Она особо тщательно выложила кудряшки на лбу, подвела брови, но крепче всего она уповала на свои блестящие, как зеркало, полусапожки.
Чтобы они, избави бог, не остались кем-нибудь не замеченными, Фроська время от времени подгибала ногу, поворачивала ее то носком, то каблуком, то боком и долго, старательно поправляла серебряную застежку-молнию.
В комнате было шумно и весело. Алеша повесил на стенку план колхоза, наскоро начерченный им по просьбе Андрея. На плане были и поля севооборотов, и будущий ток, и еще не существующие новые фермы.
Вошли Андрей и Василий. Все сразу притихли. Оба они были свежевыбритые, у обоих блестели на груди радуги орденских ленточек.
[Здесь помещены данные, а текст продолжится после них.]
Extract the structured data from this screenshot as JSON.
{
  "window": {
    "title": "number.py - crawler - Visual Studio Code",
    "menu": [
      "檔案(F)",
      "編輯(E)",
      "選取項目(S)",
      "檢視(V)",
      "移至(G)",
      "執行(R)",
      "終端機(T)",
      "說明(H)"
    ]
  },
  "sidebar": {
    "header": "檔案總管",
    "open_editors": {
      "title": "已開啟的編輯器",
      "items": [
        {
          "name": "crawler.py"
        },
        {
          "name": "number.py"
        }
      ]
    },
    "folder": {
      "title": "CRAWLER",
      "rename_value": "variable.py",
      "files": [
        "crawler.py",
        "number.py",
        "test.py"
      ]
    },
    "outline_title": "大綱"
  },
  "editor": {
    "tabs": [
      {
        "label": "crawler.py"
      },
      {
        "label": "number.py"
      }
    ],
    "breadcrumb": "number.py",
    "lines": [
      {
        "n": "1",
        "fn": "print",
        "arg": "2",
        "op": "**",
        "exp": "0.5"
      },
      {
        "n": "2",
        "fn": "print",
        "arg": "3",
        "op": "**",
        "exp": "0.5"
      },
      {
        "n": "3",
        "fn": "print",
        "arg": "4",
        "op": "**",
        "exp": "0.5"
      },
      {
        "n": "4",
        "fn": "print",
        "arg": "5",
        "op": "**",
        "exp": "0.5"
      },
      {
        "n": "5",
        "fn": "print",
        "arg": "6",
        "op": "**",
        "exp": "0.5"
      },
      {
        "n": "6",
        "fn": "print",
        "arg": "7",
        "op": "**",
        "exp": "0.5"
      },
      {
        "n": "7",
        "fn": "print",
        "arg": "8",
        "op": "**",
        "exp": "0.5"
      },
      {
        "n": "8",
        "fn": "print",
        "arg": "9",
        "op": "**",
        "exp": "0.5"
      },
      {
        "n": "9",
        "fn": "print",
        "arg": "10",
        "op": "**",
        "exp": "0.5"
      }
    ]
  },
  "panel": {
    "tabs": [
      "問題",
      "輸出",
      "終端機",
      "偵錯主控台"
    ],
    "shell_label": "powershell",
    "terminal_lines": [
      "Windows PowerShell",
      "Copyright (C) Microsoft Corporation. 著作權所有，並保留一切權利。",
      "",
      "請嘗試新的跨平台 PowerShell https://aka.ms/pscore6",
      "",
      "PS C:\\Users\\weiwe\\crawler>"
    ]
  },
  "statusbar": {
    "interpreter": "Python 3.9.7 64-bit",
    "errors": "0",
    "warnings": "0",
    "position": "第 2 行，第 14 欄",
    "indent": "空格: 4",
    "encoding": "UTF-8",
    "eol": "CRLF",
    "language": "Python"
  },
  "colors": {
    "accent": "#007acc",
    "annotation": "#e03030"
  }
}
Оба были подтянуты, точны в движениях, и приятно было глядеть на них. Белокурый, маленький, плотный и стремительный Андрей, с открытым лицом, с особой, энергичной, одному ему свойственной манерой держаться, шел впереди. За ним шагал тяжеловесный черный Василий, нагнув упрямую голову, пряча в чаще бровей и ресниц горячие тоскливые глаза.
Василия мучил последний вопрос повестки дня. Последним вопросом стояло освобождение Кузьмы Бортникова от работы мельника. Василий договорился с отцом, что он отходит от работы якобы из-за болезни. Несколько раз за день Василия подмывало рассказать обо всем секретарю, но дело было слишком тяжелое. Василий так и не решился поговорить начистоту, и теперь его томила и это молчание, и сознание половинчатости своих действий, и жалость к отцу.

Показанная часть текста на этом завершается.